Use a No Code application, such as FlutterFlow, which can be run as desktop app, or a code AI assistant to build simple GUI for searching.

Process Steps

  1. Select directory
  2. Search by keyword
  3. Query iterates through all image files in directory, scanning file names and tags/details for key word
  4. Results are returned in a list with keyword is highlighted in context and image preview

Build Steps

  1. Download Flutterflow and determine if database or file path can be attached as source
  2. If not, use a centralized AI assistant to find a Python GUI framework
  3. Start laying out a shell interface

How far have I gotten?

While I have accomplished everything in my prerequisite list, I am starting to think I might have gone for the most complicated solution first by trying to find an open-source image captioning model. There are multiple scripts – no AI needed – that rename images based on the keywords embedded in the PNG file format. Additionally, the image captioning models appear to need some fine tuning, which is a process I don’t fully yet understand. I’ve installed both LM Studio and Jan.ai to experiment with local conversational AI, but I’m not sure if the image captioning models could be used in the same interface. At the same time, it looks like the OpenAI API might allow limited free calls or at the very least, very, very cheap calls, so given that I know Keep It Shot is using them as their object detection model, I decided I might want to start there.
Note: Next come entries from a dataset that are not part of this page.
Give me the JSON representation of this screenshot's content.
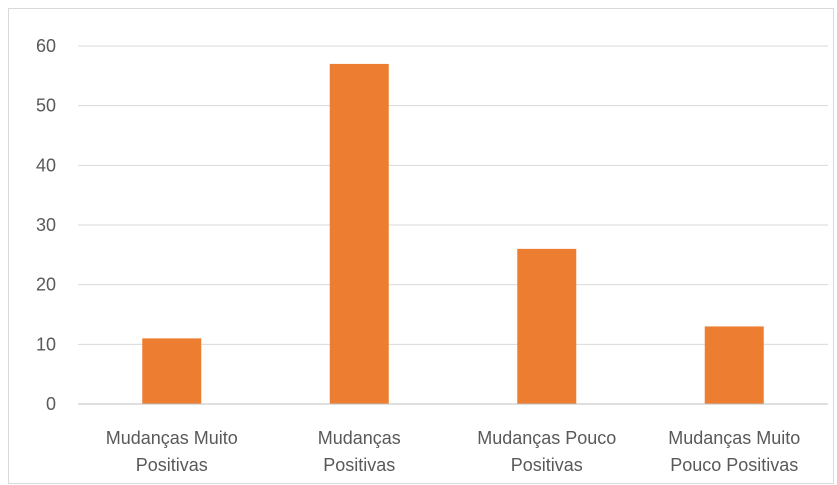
{
  "chart_data": {
    "type": "bar",
    "categories": [
      [
        "Mudanças Muito",
        "Positivas"
      ],
      [
        "Mudanças",
        "Positivas"
      ],
      [
        "Mudanças Pouco",
        "Positivas"
      ],
      [
        "Mudanças Muito",
        "Pouco Positivas"
      ]
    ],
    "values": [
      11,
      57,
      26,
      13
    ],
    "yticks": [
      0,
      10,
      20,
      30,
      40,
      50,
      60
    ],
    "ylim": [
      0,
      60
    ],
    "grid": true,
    "legend": "none",
    "colors": {
      "bar": "#ed7d31",
      "grid": "#d9d9d9",
      "axis": "#bfbfbf",
      "text": "#595959"
    }
  }
}
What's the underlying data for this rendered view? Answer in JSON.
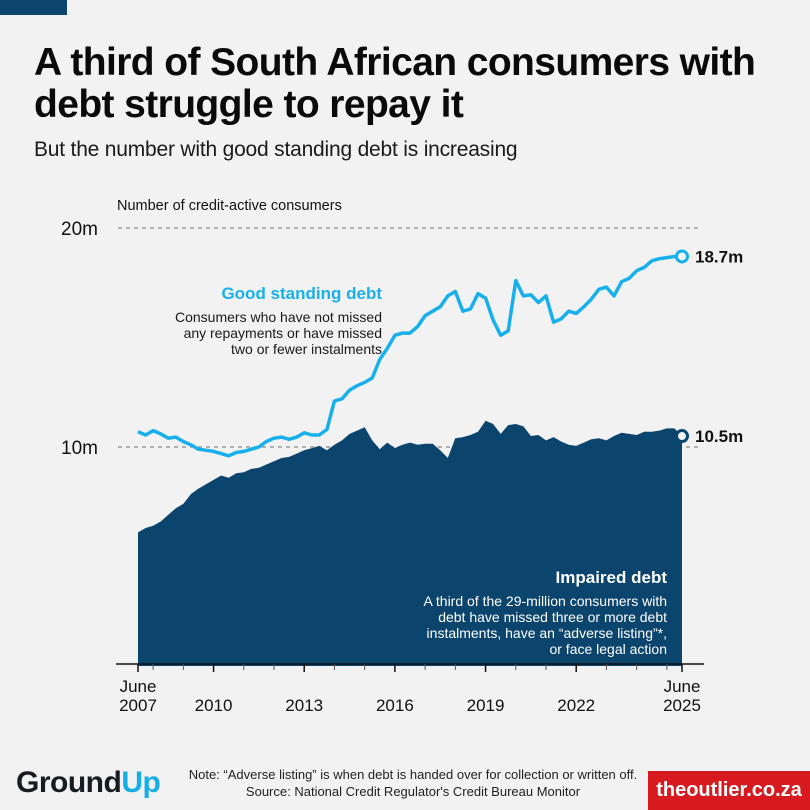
{
  "header": {
    "title": "A third of South African consumers with debt struggle to repay it",
    "subtitle": "But the number with good standing debt is increasing"
  },
  "footer": {
    "logo_part1": "Gr",
    "logo_part2": "ound",
    "logo_part3": "Up",
    "note": "Note: “Adverse listing” is when debt is handed over for collection or written off. Source: National Credit Regulator's Credit Bureau Monitor",
    "outlier_label": "theoutlier.co.za"
  },
  "colors": {
    "good_standing": "#17b0ec",
    "impaired": "#0b446d",
    "outlier_red": "#d71a1f",
    "gridline": "#8a8a8a"
  },
  "chart_data": {
    "type": "area",
    "ylabel": "Number of credit-active consumers",
    "ylim": [
      0,
      20
    ],
    "y_unit": "million",
    "yticks": [
      {
        "value": 10,
        "label": "10m"
      },
      {
        "value": 20,
        "label": "20m"
      }
    ],
    "grid": true,
    "xlim": [
      2007.5,
      2025.5
    ],
    "xticks": [
      {
        "value": 2007.5,
        "label_top": "June",
        "label": "2007"
      },
      {
        "value": 2010,
        "label_top": "",
        "label": "2010"
      },
      {
        "value": 2013,
        "label_top": "",
        "label": "2013"
      },
      {
        "value": 2016,
        "label_top": "",
        "label": "2016"
      },
      {
        "value": 2019,
        "label_top": "",
        "label": "2019"
      },
      {
        "value": 2022,
        "label_top": "",
        "label": "2022"
      },
      {
        "value": 2025.5,
        "label_top": "June",
        "label": "2025"
      }
    ],
    "minor_tick_years": [
      2008,
      2009,
      2011,
      2012,
      2014,
      2015,
      2017,
      2018,
      2020,
      2021,
      2023,
      2024,
      2025
    ],
    "x": [
      2007.5,
      2007.75,
      2008,
      2008.25,
      2008.5,
      2008.75,
      2009,
      2009.25,
      2009.5,
      2009.75,
      2010,
      2010.25,
      2010.5,
      2010.75,
      2011,
      2011.25,
      2011.5,
      2011.75,
      2012,
      2012.25,
      2012.5,
      2012.75,
      2013,
      2013.25,
      2013.5,
      2013.75,
      2014,
      2014.25,
      2014.5,
      2014.75,
      2015,
      2015.25,
      2015.5,
      2015.75,
      2016,
      2016.25,
      2016.5,
      2016.75,
      2017,
      2017.25,
      2017.5,
      2017.75,
      2018,
      2018.25,
      2018.5,
      2018.75,
      2019,
      2019.25,
      2019.5,
      2019.75,
      2020,
      2020.25,
      2020.5,
      2020.75,
      2021,
      2021.25,
      2021.5,
      2021.75,
      2022,
      2022.25,
      2022.5,
      2022.75,
      2023,
      2023.25,
      2023.5,
      2023.75,
      2024,
      2024.25,
      2024.5,
      2024.75,
      2025,
      2025.25,
      2025.5
    ],
    "series": [
      {
        "name": "Good standing debt",
        "description": "Consumers who have not missed any repayments or have missed two or fewer instalments",
        "kind": "line",
        "end_label": "18.7m",
        "values": [
          10.7,
          10.55,
          10.75,
          10.6,
          10.4,
          10.45,
          10.25,
          10.1,
          9.9,
          9.85,
          9.8,
          9.7,
          9.6,
          9.75,
          9.8,
          9.9,
          10.0,
          10.25,
          10.4,
          10.45,
          10.35,
          10.45,
          10.65,
          10.55,
          10.55,
          10.8,
          12.1,
          12.2,
          12.6,
          12.8,
          12.95,
          13.15,
          14.0,
          14.5,
          15.1,
          15.2,
          15.2,
          15.5,
          16.0,
          16.2,
          16.4,
          16.9,
          17.1,
          16.2,
          16.3,
          17.0,
          16.8,
          15.8,
          15.1,
          15.3,
          17.6,
          16.9,
          16.95,
          16.6,
          16.9,
          15.7,
          15.85,
          16.2,
          16.1,
          16.4,
          16.75,
          17.2,
          17.3,
          16.9,
          17.55,
          17.7,
          18.05,
          18.2,
          18.5,
          18.6,
          18.65,
          18.7,
          18.7
        ]
      },
      {
        "name": "Impaired debt",
        "description": "A third of the 29-million consumers with debt have missed three or more debt instalments, have an “adverse listing”*, or face legal action",
        "kind": "area",
        "end_label": "10.5m",
        "values": [
          6.1,
          6.3,
          6.4,
          6.6,
          6.9,
          7.2,
          7.4,
          7.85,
          8.1,
          8.3,
          8.5,
          8.7,
          8.6,
          8.8,
          8.85,
          9.0,
          9.05,
          9.2,
          9.35,
          9.5,
          9.55,
          9.7,
          9.85,
          9.95,
          10.05,
          9.85,
          10.1,
          10.3,
          10.6,
          10.75,
          10.9,
          10.3,
          9.9,
          10.2,
          9.95,
          10.1,
          10.2,
          10.1,
          10.15,
          10.15,
          9.85,
          9.5,
          10.4,
          10.45,
          10.55,
          10.7,
          11.2,
          11.05,
          10.6,
          11.0,
          11.05,
          10.95,
          10.5,
          10.55,
          10.3,
          10.45,
          10.25,
          10.1,
          10.05,
          10.2,
          10.35,
          10.4,
          10.3,
          10.5,
          10.65,
          10.6,
          10.55,
          10.7,
          10.7,
          10.75,
          10.85,
          10.85,
          10.5
        ]
      }
    ]
  }
}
My baby steps forward have gotten me an OpenAI API key and a GitHub repo with a script for renaming image files. I had to take a brief detour to install Python globally as apparently the error I was receiving in Power Shell while trying to run the script was because I didn’t the PIP manager installed. But thanks to the AI Code Assistant I had installed, which was leaning on Ollama – so apparently I do have Python installed somewhere, I was able to remediate my errors without having to wade through Stack Overflow. I still haven’t actually converted an image to text descriptors yet, but that’s partially because I was fighting with keybindings in VSCode for entirely too long. (I absolutely need to be able to use Ctrl + V, Ctrl + S, and Ctrl + Z, but these are apparently mapped to other functions in the Windows version of the IDE.) All in all, it’s still 100% a learning process, but I’m having fun.